"If you think about the physiology of training, the sequencing of your workouts matters," says Matt Nolan, an instructor at Barry's Bootcamp. "That also tends to go hand-in-hand with what your specific training goals are. Based on individual priorities, the best sequence for one person will be different than that for another person."
Of course, even though doing one first over the other has its own line of benefits (and more on that in just a few), the most important thing of all is that you're working out in general. "Really, keeping it fun is the main thing," says Selena Samuela, a Peloton instructor. "You know your body better than an expert or a study—so if it feels good to do cardio first, that's what you should do. And the other way around—listen to your body."
Nolan agrees, noting that "the best exercise is always the exercise that you'll do." But if you're still curious about the difference between workout sequences and benefits, keep scrolling.
If you do cardio first...
If you hit up an elliptical, spin bike, or tread first thing, you'll reap some very specific perks. First off: It's the best bet if you're training for a race or looking to improve your running game. "If your goals are improving better running times or if you're training for a marathon, or looking to improve your endurance, then cardio first is a great option," says Samuela.

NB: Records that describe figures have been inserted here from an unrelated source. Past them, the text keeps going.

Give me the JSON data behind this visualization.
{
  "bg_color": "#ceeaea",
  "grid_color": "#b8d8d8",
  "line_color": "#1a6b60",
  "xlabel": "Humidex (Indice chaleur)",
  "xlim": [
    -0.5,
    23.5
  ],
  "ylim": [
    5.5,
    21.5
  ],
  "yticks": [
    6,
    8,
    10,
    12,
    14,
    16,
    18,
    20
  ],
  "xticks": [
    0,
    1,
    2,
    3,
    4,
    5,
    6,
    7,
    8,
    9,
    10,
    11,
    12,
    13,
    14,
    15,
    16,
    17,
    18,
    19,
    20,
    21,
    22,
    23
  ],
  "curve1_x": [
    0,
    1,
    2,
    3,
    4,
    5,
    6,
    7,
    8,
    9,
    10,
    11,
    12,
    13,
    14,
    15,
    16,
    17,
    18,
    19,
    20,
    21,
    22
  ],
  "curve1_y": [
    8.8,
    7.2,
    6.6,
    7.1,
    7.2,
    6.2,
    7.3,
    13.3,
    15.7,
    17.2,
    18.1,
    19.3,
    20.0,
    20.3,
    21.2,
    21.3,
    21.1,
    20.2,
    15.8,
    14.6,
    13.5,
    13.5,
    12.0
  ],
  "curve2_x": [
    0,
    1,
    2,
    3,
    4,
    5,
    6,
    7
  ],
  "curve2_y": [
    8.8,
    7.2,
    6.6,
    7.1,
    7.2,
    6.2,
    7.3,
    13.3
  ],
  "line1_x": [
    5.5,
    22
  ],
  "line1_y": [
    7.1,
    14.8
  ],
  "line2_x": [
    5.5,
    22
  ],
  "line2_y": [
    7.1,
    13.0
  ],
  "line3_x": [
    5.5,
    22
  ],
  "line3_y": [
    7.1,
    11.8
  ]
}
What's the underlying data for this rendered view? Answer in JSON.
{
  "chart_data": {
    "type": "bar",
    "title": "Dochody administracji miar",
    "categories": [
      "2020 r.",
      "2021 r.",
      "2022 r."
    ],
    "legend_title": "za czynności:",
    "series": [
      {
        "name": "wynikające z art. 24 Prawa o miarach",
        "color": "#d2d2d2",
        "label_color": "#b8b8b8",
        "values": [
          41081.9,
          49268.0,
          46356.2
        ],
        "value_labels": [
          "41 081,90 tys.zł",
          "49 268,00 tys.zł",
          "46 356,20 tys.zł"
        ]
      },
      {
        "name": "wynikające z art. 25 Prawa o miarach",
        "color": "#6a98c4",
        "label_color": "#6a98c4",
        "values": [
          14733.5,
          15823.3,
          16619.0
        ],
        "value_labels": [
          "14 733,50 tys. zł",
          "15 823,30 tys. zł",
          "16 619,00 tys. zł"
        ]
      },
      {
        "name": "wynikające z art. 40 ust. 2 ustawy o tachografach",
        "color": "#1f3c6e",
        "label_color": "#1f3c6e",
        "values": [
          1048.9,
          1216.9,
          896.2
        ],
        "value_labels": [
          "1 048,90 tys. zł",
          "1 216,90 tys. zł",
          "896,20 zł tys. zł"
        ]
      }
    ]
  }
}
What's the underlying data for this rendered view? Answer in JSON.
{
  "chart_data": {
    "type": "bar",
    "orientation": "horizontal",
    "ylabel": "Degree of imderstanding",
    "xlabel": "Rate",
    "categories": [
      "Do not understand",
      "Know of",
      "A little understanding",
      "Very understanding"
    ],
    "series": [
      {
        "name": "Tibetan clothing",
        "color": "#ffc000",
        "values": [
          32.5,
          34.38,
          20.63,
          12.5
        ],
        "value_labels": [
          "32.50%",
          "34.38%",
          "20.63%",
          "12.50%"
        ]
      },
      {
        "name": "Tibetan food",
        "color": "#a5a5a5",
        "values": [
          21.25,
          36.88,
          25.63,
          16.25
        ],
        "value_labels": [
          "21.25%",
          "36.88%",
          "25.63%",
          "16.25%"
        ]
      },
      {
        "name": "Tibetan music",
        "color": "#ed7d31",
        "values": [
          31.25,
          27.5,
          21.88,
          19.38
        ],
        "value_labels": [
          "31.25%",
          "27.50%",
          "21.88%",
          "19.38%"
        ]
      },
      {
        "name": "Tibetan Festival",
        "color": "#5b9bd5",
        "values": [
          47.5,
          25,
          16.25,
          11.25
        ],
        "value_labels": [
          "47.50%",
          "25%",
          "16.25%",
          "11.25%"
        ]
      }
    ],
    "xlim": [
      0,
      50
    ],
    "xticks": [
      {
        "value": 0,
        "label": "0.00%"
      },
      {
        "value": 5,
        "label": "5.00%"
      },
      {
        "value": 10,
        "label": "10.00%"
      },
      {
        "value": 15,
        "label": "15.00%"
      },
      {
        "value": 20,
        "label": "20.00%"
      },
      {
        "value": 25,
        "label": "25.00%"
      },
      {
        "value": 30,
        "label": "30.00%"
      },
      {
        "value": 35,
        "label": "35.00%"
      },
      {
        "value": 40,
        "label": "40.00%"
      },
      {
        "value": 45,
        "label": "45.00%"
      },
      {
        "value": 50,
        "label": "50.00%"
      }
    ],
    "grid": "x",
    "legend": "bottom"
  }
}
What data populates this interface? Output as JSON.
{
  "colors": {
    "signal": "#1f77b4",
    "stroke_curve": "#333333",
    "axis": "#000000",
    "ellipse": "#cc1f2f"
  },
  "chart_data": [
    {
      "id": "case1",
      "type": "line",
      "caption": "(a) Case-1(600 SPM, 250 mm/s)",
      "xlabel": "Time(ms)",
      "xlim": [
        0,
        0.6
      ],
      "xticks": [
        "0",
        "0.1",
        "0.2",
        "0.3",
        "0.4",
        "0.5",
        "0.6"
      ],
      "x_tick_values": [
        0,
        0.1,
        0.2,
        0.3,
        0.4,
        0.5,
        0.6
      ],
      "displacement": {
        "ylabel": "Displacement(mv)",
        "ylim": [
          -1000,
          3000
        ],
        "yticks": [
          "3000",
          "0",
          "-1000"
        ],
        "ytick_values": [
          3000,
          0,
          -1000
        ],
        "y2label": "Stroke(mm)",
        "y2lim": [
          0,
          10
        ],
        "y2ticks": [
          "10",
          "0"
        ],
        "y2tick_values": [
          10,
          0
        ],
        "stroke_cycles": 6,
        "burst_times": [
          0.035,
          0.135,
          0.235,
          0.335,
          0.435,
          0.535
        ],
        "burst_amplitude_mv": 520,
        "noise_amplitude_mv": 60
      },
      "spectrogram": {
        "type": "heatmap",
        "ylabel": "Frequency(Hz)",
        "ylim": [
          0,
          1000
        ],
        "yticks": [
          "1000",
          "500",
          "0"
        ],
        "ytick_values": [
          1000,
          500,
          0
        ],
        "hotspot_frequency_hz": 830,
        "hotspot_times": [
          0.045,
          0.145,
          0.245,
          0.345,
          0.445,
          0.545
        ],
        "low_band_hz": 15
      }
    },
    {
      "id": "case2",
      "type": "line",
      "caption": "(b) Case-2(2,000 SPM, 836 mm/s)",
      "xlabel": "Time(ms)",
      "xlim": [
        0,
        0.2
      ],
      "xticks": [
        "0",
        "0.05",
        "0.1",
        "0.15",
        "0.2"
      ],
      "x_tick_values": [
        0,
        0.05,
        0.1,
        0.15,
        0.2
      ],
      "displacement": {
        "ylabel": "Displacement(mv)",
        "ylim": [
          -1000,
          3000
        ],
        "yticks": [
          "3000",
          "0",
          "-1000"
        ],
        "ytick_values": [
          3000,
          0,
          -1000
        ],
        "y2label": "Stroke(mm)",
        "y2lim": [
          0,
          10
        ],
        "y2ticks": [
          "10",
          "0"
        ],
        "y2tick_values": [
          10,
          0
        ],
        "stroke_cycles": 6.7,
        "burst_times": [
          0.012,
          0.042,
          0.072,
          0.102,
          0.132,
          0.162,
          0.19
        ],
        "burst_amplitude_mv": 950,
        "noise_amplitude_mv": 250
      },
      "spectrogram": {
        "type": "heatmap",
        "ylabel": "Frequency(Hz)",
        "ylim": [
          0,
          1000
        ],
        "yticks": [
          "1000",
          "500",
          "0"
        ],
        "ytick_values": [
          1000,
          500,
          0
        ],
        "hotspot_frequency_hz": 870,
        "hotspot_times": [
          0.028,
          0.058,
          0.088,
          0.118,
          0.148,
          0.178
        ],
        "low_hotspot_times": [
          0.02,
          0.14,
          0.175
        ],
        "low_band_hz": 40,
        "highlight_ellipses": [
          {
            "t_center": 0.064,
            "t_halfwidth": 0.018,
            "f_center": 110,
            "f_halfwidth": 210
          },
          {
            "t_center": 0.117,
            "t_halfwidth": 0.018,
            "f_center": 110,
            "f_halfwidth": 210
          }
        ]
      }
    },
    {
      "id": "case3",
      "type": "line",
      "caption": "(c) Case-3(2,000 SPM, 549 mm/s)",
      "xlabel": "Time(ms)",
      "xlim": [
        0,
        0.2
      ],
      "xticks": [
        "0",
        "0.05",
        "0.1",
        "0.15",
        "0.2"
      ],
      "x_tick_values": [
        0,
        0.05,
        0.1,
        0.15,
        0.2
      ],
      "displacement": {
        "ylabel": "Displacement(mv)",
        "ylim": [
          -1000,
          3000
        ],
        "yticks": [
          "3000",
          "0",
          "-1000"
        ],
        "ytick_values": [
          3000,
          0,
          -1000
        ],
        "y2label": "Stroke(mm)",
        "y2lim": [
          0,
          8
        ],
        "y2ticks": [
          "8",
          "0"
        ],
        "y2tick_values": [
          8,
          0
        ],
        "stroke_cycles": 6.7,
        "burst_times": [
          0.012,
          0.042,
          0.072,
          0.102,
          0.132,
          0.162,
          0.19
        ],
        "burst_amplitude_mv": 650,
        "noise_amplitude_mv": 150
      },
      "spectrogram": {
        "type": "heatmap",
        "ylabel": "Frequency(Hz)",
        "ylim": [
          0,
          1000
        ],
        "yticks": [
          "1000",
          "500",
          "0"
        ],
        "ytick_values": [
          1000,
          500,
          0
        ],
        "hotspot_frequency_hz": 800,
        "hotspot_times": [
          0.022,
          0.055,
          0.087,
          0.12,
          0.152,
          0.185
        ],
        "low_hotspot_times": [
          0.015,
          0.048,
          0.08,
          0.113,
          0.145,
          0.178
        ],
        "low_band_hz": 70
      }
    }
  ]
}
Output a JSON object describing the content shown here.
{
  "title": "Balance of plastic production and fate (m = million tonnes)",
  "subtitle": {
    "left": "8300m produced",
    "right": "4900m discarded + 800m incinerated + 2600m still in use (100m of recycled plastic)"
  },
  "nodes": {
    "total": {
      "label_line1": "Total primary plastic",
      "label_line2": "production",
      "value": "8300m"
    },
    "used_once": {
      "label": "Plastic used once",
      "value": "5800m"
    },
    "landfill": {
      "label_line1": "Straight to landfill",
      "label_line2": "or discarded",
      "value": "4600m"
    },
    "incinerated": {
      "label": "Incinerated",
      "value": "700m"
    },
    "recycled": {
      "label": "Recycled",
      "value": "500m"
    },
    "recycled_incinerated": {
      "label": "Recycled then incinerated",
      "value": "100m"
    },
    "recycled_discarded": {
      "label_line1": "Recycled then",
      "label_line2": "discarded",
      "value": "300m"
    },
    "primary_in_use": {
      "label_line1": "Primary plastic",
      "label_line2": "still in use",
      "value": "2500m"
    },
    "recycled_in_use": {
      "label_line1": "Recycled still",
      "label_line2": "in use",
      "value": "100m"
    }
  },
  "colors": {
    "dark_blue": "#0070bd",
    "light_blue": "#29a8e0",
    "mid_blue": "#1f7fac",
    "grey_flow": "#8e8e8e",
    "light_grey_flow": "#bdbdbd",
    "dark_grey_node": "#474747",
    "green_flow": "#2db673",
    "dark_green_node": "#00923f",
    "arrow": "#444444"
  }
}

Also, doing cardio first means you're more likely to slay it, rather than having heavy legs later on. "By running first while you're fresh and ready for it, you will perform better than if you do your strength exercises first," says Nolan, who adds that doing strength first can make the cardio session feel harder than it really is.
You're definitely warming yourself up by spiking your heart rate, too. If you're not doing your full-on cardio sesh, it's still a good way to get loose before you hit the weights. "Using cardio first warms your body up," says Samuela. "The only con to doing cardio first is that you might burn out—especially if you're doing something like a HIIT class before lifting. Instances like that would probably mean you won't be able to get as much strength in post-cardio."
If you do strength first...
Keeping cardio second also allows you to really go all out with your strength training routine—so do this if you're looking to build muscle or work on your strength. "Lifting weights is comparable to sprinting—it involves short bursts of extreme effort, and requires that your muscles use an energy source other than oxygen to perform the exercise,' says Nolan. "Depending on your fitness level, your muscles and heart can only handle a set amount of anaerobic training before becoming tired." And so if you've gone all-out in a cardio sesh, he explains that you won't have as much energy left to build strength.
Samuela agrees, saying that doing cardio first can make it hard to lift heavy afterwards. "If your focus is really working on your booty or your legs, for instance, I'd definitely recommend starting with strength because you'll have more energy," she says.
If you alternate between the two...
So then that leaves the whole cardio-strength switch-up sequencing in which you hop into one, then the other, then back again, keeping each component of your workout at a limited length. "If your focus is on general fitness, that's when you can mix up your workout with 15-15 or 10 on 10 off," says Samuela.
Or maybe you're the type of person that easily gets bored during a workout, when doing one thing for a sustained period of time. This way is also ideal for you: "If you easily get bored, that's where this comes in as a good option," she says. "Go back and forth, mix it up, and make it more interesting." You're the boss.